Una delle prime attrazioni da non perdere è la piazza di Europaplatz che, circondata da alberi e abbellita da fioriere ben curate, contribuisce a trasmettere un senso di pace e ordine. Al centro di questa piazza si trova la statua in onore a Josef II, l’imperatore d’Austria Giuseppe II d’Asburgo Lorena che fu anche imperatore del Sacro Romano Impero.

Proseguendo, è possibile raggiungere Hauptplatz, la piazza centrale, in cui godere dello spettacolo di alberi, aiuole fiorite e palazzi dalle tinte pastello. Su Hauptplatz, oltre ad alcuni negozi, si affacciano anche importanti monumenti storici come il Castello Liebburg, oggi sede del municipio, e la Chiesa di Sant’Antonio.

I Castelli di Lienz

Il Castello Liebburg, del XVII secolo, ha una facciata contornata da due alte torri con cupola a cipolla. In passato, è stato la dimora dei conti Wolkenstein-Rodenegg che, dopo aver abbandonato il Castello di Bruck, decisero di farlo edificare così da essere più vicini al centro.

Sia Liebburg che Bruck, negli anni, finirono nelle mani dei principi tirolesi. Soprattutto Liebburg ha una storia travagliata. Prima fu un campo militare e poi un ospedale. Inoltre, è interessante sapere che il grande castello affacciato su Piazza Hauptplatz, è riuscito a resistere a ben due incendi e a un’alluvione. Oggi fa da sfondo ai suggestivi mercatini di Natale.

Naturalmente, anche la Chiesa di Sant’Antonio merita di essere visitata. Del XVII secolo e costruita in stile barocco, ha una torre dalla pianta circolare con una cupola a cipolla e un campanile, rivolto verso la piazza, dotato di un grande orologio.

Come già anticipato, poi, è da vedere anche il Castello di Bruck che, costruito per volere dei conti di Gorizia intorno al XIII secolo, si trova in una posizione più rialzata rispetto al centro storico di Lienz.
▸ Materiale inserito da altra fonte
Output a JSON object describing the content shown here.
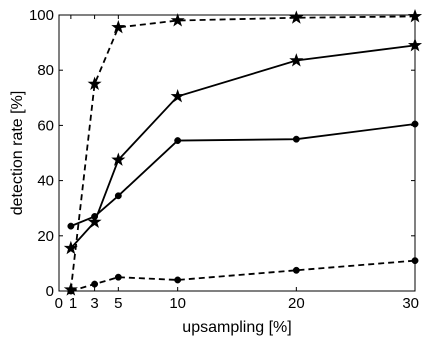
{
  "chart_data": {
    "type": "line",
    "xlabel": "upsampling [%]",
    "ylabel": "detection rate [%]",
    "xlim": [
      0,
      30
    ],
    "ylim": [
      0,
      100
    ],
    "xticks": [
      0,
      1,
      3,
      5,
      10,
      20,
      30
    ],
    "xtick_labels": [
      "0",
      "1",
      "3",
      "5",
      "10",
      "20",
      "30"
    ],
    "yticks": [
      0,
      20,
      40,
      60,
      80,
      100
    ],
    "ytick_labels": [
      "0",
      "20",
      "40",
      "60",
      "80",
      "100"
    ],
    "grid": false,
    "series": [
      {
        "style": "dashed",
        "marker": "star",
        "color": "#000000",
        "x": [
          1,
          3,
          5,
          10,
          20,
          30
        ],
        "y": [
          0.5,
          75,
          95.5,
          98,
          99,
          99.5
        ]
      },
      {
        "style": "solid",
        "marker": "star",
        "color": "#000000",
        "x": [
          1,
          3,
          5,
          10,
          20,
          30
        ],
        "y": [
          15.5,
          25,
          47.5,
          70.5,
          83.5,
          89
        ]
      },
      {
        "style": "solid",
        "marker": "circle",
        "color": "#000000",
        "x": [
          1,
          3,
          5,
          10,
          20,
          30
        ],
        "y": [
          23.5,
          27,
          34.5,
          54.5,
          55,
          60.5
        ]
      },
      {
        "style": "dashed",
        "marker": "circle",
        "color": "#000000",
        "x": [
          1,
          3,
          5,
          10,
          20,
          30
        ],
        "y": [
          0,
          2.5,
          5,
          4,
          7.5,
          11
        ]
      }
    ]
  }
}
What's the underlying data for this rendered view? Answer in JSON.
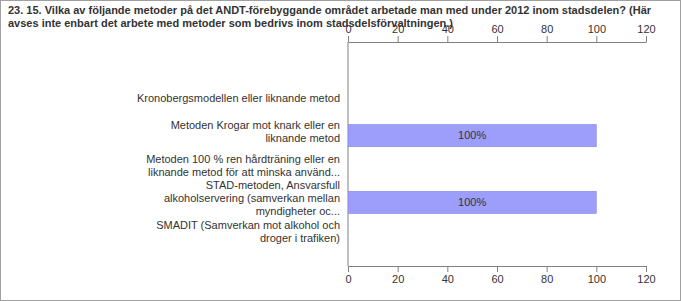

Infatti, sorge su una collina non molto distante dal monte Hochstein. Proprio la sua posizione fa pensare che il desiderio dei conti di Gorizia fosse quello di collocarlo su un’altura così da poter visionare l’intera vallata.

Col trascorrere del tempo, esattamente come Liebburg, anche il castello di Bruck ha subito diversi cambiamenti. Se in principio era una dimora per nobili, successivamente è diventato un deposito d’armi, un ospedale militare, una fabbrica di birra, una caserma e, infine, il museo civico cittadino che ancora oggi è possibile visitare. Al suo interno, c’è anche la Cappella della Santissima Trinità in cui si celebrano ancora alcune cerimonie civili.

A seguire, dopo Hauptplatz, si trova Johannesplatz bella da vedere per le sue dimensioni e per i colori pastello dei suoi palazzi.

Lienz tra natura e montagne

Grazie agli impianti di risalita è possibile raggiungere la zona di Zettersfeld per dedicarsi a incantevoli escursioni in montagna. Per esempio, da percorrere assolutamente è il bellissimo sentiero panoramico che conduce alla Gola della Galizia, al pittoresco villaggio Innervillgraten, ai numerosi rifugi e alle caratteristiche malghe (tra cui quella di Oberstalleralm) così da poter godere dell’immenso spettacolo offerto dalle Dolomiti.